Thank you very much for your help!

Insurance.xlsx (11.6 KB)
Maintenance.xlsx (10.6 KB)

aworker · October 12, 2021, 5:15pm

Hi @D_Valle

Thanks for the compliments and the files. Please find below a possible workflow solution adressing this problem:

20211012 Pikairos Compare and match 2 Columns.knwf (152.5 KB)

The workflow is self-commented but please do not hesitate to come back if you have questions.

Please be aware that even if here the comparison was 100% successful, any sentence comparison with such complicated variations may not be always successful. Nevertheless, I believe this solution solves a big percentage of the automatic matching problem.

Hope this helps.

Best

Ael

aworker · October 14, 2021, 7:22am

Hi @D_Valle

Hope everything is going well with you.

Did you have the opportunity to try and test the workflow on your 8k rows ? If so, how well did it perform ? I’ll be grateful to have your feedback @D_Valle

Thanks & regards,

Ael

D_Valle · October 15, 2021, 3:09pm

Hi @aworker !
Thank you very much for your answer!
Now I am testing it with the real files and checking the accuracy of the results.
At the moment it seems to be a very good solution!
Thanks again!

aworker · October 15, 2021, 3:27pm

Hi @D_Valle !

Thanks for your feedback and really glad to read that this is working so well !

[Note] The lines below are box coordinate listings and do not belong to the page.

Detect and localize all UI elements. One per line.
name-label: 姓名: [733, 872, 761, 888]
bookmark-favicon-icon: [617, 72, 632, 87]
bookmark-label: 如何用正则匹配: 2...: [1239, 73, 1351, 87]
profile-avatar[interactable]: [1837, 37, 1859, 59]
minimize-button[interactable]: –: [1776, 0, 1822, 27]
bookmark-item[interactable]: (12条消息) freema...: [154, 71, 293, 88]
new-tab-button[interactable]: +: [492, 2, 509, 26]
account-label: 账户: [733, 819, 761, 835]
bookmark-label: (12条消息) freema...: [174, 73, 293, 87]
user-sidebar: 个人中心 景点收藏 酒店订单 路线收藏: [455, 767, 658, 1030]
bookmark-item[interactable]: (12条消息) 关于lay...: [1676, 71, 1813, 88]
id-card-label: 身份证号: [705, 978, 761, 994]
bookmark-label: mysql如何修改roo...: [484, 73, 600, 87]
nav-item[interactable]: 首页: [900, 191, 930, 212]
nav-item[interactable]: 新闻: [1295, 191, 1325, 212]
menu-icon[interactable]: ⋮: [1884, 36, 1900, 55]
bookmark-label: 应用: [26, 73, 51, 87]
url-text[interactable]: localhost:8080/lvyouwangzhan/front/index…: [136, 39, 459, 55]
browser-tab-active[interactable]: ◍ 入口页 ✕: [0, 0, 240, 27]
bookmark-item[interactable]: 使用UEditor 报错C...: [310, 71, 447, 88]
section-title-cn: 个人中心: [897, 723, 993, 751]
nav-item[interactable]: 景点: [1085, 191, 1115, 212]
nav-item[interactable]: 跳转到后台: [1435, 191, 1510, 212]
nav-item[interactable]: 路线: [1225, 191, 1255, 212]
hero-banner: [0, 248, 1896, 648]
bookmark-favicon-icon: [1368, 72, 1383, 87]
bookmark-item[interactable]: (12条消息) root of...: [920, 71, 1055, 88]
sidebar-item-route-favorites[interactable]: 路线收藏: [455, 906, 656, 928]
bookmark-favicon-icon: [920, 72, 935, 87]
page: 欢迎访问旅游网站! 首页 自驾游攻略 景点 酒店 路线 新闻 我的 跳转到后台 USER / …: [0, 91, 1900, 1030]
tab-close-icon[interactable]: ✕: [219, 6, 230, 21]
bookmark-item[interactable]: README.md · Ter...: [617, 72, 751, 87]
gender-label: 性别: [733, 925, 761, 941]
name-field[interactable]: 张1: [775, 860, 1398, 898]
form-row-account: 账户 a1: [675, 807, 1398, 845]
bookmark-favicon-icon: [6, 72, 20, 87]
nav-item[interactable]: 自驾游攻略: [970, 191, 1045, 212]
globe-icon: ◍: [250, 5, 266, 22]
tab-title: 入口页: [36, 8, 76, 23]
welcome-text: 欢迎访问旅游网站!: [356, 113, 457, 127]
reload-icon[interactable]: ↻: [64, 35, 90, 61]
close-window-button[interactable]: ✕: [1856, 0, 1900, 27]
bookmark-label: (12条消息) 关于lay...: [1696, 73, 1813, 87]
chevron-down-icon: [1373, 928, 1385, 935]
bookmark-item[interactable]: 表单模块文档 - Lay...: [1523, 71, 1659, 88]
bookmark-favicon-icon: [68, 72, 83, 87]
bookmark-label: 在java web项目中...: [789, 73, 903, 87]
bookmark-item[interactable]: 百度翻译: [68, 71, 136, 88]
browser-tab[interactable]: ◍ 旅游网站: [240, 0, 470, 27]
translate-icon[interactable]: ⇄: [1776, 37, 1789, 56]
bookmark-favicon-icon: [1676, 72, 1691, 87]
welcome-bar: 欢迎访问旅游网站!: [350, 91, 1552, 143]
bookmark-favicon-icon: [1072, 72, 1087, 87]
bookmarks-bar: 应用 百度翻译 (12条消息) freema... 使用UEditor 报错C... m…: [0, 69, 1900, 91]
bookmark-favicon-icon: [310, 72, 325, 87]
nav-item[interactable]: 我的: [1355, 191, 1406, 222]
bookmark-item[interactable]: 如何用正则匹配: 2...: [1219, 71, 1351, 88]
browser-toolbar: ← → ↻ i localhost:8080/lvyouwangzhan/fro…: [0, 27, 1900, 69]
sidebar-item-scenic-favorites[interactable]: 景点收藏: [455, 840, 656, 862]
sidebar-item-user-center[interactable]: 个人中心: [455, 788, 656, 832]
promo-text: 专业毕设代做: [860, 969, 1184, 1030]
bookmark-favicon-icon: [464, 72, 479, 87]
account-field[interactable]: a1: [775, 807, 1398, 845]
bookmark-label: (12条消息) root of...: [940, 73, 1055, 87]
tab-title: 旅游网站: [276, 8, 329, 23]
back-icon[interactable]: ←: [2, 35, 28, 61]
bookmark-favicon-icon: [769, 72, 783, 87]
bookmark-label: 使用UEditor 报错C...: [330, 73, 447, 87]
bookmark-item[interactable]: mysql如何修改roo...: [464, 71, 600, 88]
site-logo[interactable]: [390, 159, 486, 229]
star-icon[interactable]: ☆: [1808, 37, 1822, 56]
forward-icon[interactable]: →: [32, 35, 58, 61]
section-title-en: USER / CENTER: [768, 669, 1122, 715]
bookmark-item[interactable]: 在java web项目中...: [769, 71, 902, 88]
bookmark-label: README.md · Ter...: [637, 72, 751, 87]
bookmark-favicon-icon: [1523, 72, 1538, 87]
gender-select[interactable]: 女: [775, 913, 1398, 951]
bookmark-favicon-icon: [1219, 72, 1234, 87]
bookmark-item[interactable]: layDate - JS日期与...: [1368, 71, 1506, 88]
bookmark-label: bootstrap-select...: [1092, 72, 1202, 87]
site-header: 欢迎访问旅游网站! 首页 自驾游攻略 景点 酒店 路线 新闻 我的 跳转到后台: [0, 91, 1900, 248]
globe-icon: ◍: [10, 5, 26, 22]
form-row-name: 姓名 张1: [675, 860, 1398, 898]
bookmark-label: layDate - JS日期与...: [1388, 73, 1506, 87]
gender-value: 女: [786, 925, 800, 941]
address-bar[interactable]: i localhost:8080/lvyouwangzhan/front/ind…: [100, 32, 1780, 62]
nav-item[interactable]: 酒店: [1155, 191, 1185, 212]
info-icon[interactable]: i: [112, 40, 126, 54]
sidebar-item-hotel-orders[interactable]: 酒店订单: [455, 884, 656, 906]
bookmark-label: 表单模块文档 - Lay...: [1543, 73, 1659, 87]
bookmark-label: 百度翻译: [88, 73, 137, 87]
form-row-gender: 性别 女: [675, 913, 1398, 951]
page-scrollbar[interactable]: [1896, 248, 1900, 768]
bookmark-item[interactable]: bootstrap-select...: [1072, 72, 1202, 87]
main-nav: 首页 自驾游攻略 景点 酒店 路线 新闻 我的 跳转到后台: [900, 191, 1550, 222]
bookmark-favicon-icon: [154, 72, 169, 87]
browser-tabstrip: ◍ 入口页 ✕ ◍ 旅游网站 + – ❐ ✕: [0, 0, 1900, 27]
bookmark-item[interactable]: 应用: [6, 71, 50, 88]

There is room for improvement though and for new features beyond this preliminary solution, if needed.
Please let me know how things go and get back in touch if you have any further questions.

Good luck & best wishes,

Ael

DivineBlink · March 29, 2022, 10:28am

Hi @aworker and the rest!

I have a similar problem and would really appreciate if you could give me a hand. The issue is following:

I am using 2 excel files - Basketball_players and Baskeball_dataset.
The idea is to compare the records from the column “Title” (Basketball_dataset) and column “Player” (Basketball_players) in order to find similarities within.
When found - rename the record from basketball_dataset to match the name of the most similar record from basketball_players (maybe use rule engine or smth)
Please see example bellow:
e.g. 2020-21 PANINI ILLUSIONS RICKY RUBIO #18 TIMBERWOLVES will probabbly be the most similar to Ricky Rubio record. Final result should be Ricky Rubio.
same goes for 2014-15 RICKY RUBIO PANINI ELITE BASE CARD! → Ricky Rubio.

I am attaching excel files as well.

Thanks a lot in advance!
Basketball_dataset.xlsx (11.5 KB)
Basketball_players.xlsx (83.0 KB)

aworker · March 29, 2022, 4:35pm

Hi @DivineBlink and welcome to the KNIME forum community

Have you tried to adapt to your data the workflow I posted in this thread ? You have this same workflow as a solution in this other solved thread too:

Both workflow versions show how you could adapt it to your data and needs. Please have a try to it and let us know if you have any questions. I will be happy to further help from there if needed.

Best

Ael

system · June 2, 2023, 9:39pm

This topic was automatically closed 90 days after the last reply. New replies are no longer allowed.